2026/05/29

要件定義よりまず試作で作る、動かす作り方

息子に触らせてから作る、に変えたら開発が変わった

息子向けのアプリをいくつか作っています。知育系のAndroidアプリで、今のところ一般公開はしていません。完全に家庭内向けの、息子専用のアプリたちです。

最初は普通に「仕様を考えてから作る」をやっていた

最初のうちは、ちゃんと考えてから作っていました。「こういう操作にしよう」「このボタンはここに置こう」「クリアしたらこういう演出にしよう」——頭の中で組み立てて、それをコードに落としていく、いわゆる普通の順番です。

でも完成したものを息子(小1)に触らせると、だいたい想定外の使い方をされます。

ボタンを連打する。関係ないところを押しまくる。クリア演出を何度も見たくて、わざと間違え続ける。

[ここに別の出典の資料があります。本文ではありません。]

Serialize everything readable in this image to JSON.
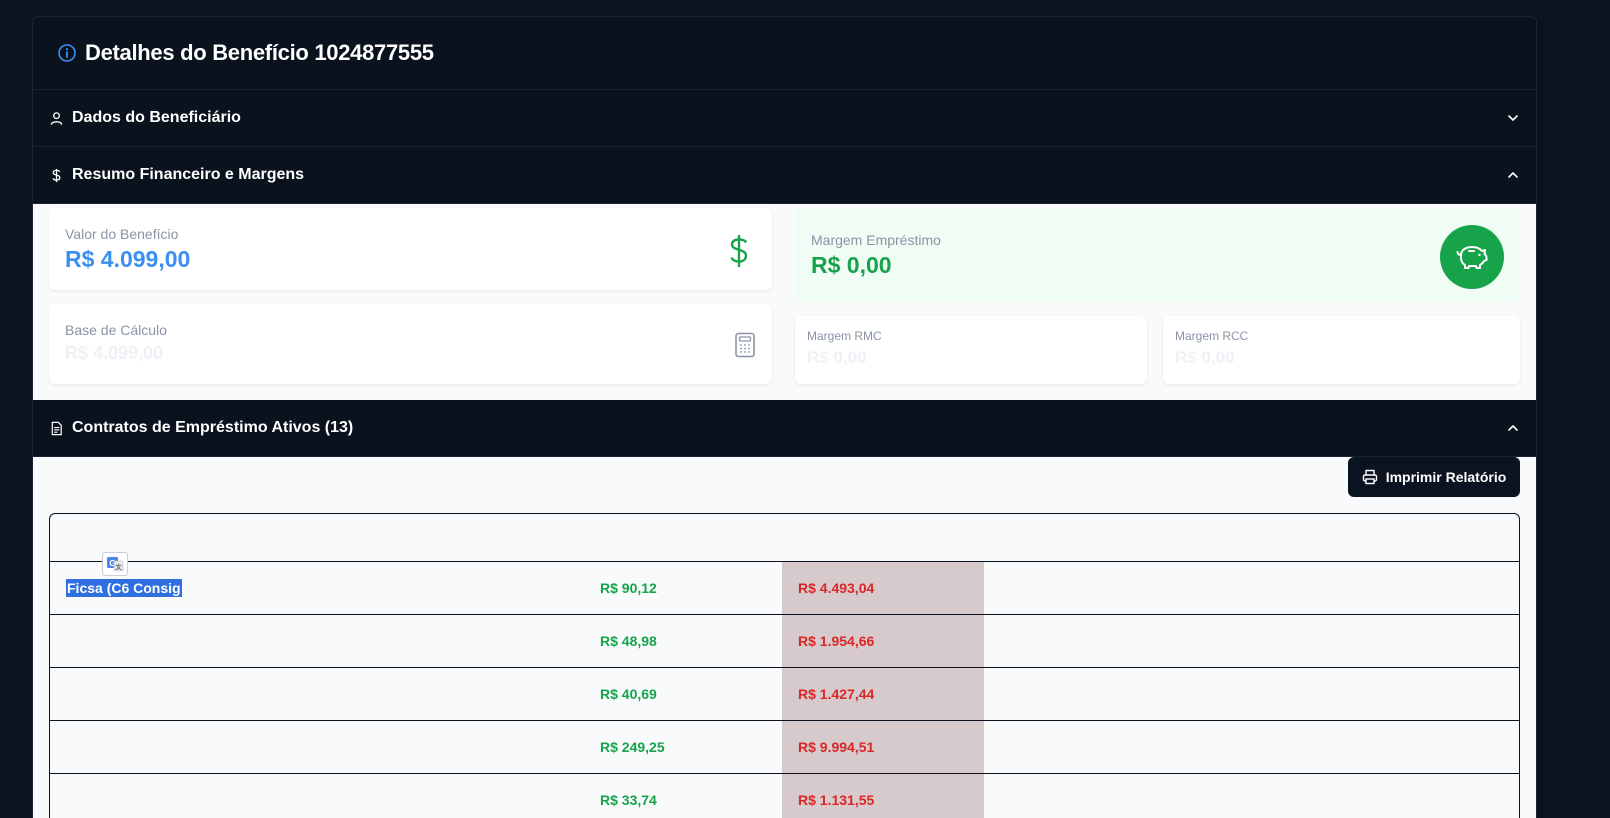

こっちが「こう使うだろう」と思っていた動線を、まったく無視してくれます。

「とりあえず触らせる」に変えた

あるときから、順番を逆にしました。

最初に完成度の高いものを作るのをやめて、まず動くだけのものを作ります。見た目は雑でいい。細かい演出もなくていい。「一応動く」状態になったら、すぐ息子に渡します。

そこで何が起きるかを見てから、本格的に作り直す。

これに変えてから、明らかに作るものの精度が上がりました。「使われない機能」を最初から作り込まなくて済むようになりました。

Claude CodeとCodexが、この進め方を現実的にしてくれた

このやり方が自分にとって機能するようになったのは、AIコーディングツールを使い始めてからだと思います。

自分はいわゆるバイブコーディングで開発していて、コードはほぼ自分で書きません。Claude CodeやCodexに仕様を伝えて、出てきたものを確認・調整するスタイルです。

このスタイルだと、試作のスピードが速い。「とりあえず動くもの」を作るコストが低いから、「まず触らせてみる」が気軽にできます。

以前なら「ちゃんと作ってから渡そう」と思っていたのが、今は「雑でいいからとりあえず渡す」に変わりました。

要件定義より先に、本人の反応を見る

エンジニアリングの文脈では「要件定義が大事」という話をよく聞きます。何を作るかを明確にしてから作り始める、という考え方です。

でも息子相手だと、そもそも本人が「何が楽しいか」を事前に言語化できません。触ってみて初めて「これ楽しい」「これつまらない」が出てきます。

だから要件定義より先に、本人の反応を見るしかない。

これはたぶん、プロの開発でも本質は同じで、あすけんのような企業でも「動く試作を先に作ってユーザーに触らせる」という方向に動いているらしいです。AIによって試作コストが下がったことで、こういう開発の進め方が現実的になってきているんだと思います。

個人開発だからこそできること

ユーザーが息子一人、というのは制約のように見えて、実はすごく贅沢な環境です。

フィードバックが即座にもらえます。「つまらない」という反応もすぐわかります。修正してまた渡す、というサイクルが同じ日のうちに回せます。

AIで試作を爆速で作れるようになって、個人開発のこういう小回りの良さが、以前より活きるようになってきた気がしています。

「完成してから渡す」より「渡してから完成させる」——この順番の変化が、今の自分の開発スタイルの中心になっています。